The permanent residency system is the reason why about 41.9 percent of migrant workers choose to return home - another 33.4 percent said the reason they returned home was because of unstable employment, according to the survey by the State Development Research Center.
The permanent residency system, created to manage the population, prevents migrants from enjoying the same social security, education or other public services as those born in the cities.
Factory jobs
Wang Zhengxiu, 38, and her husband plan to return home to Chongqing from Guangzhou, capital of Guangdong Province.
The couple gave up their factory jobs in February when their boss could only pay minimum wages because of the financial crisis. It meant they could have a living, but they had no money to support any other family members.
"No factory will hire us in our 50s, so we have to plan for our future. Returning to our rural home is our ultimate choice. If we succeed in running a small business raising chickens or pigs, we may be able to earn some money when we are old," Wang said. "We are hesitating ... and want to get jobs first at chicken or pig farms to get experience. Anyway, we don't want to squander the money we earned through years of toiling in factories."
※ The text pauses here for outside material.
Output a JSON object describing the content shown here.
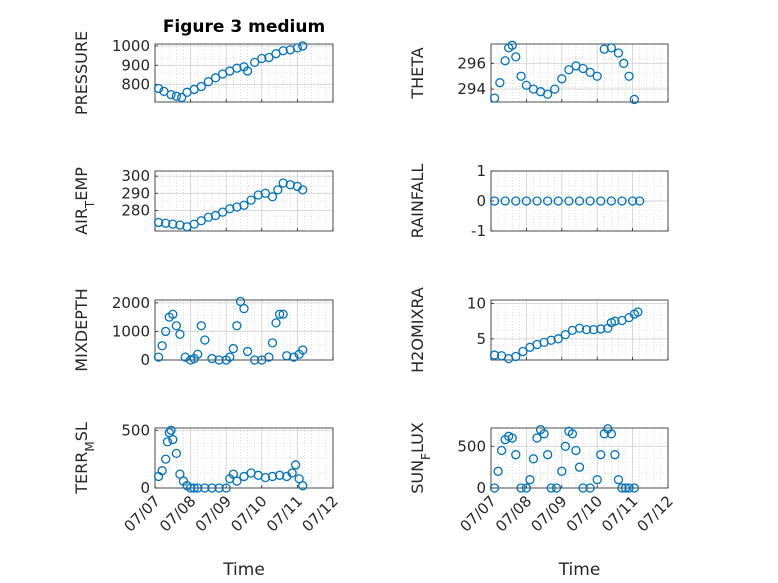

Though not easy, some migrants have fulfilled their rags to riches dreams.
"You have to venture," said bespectacled Lu Jialou as he walked through his family workshop with eight workers in Dongguan, Guangdong Province. He opened the business after six years of migrant work.
Talking about the global financial crisis, Lu feels the pressure: "I'd planned to turn my workshop into a real factory this year, but I have to put this off and wait for the worst times to pass."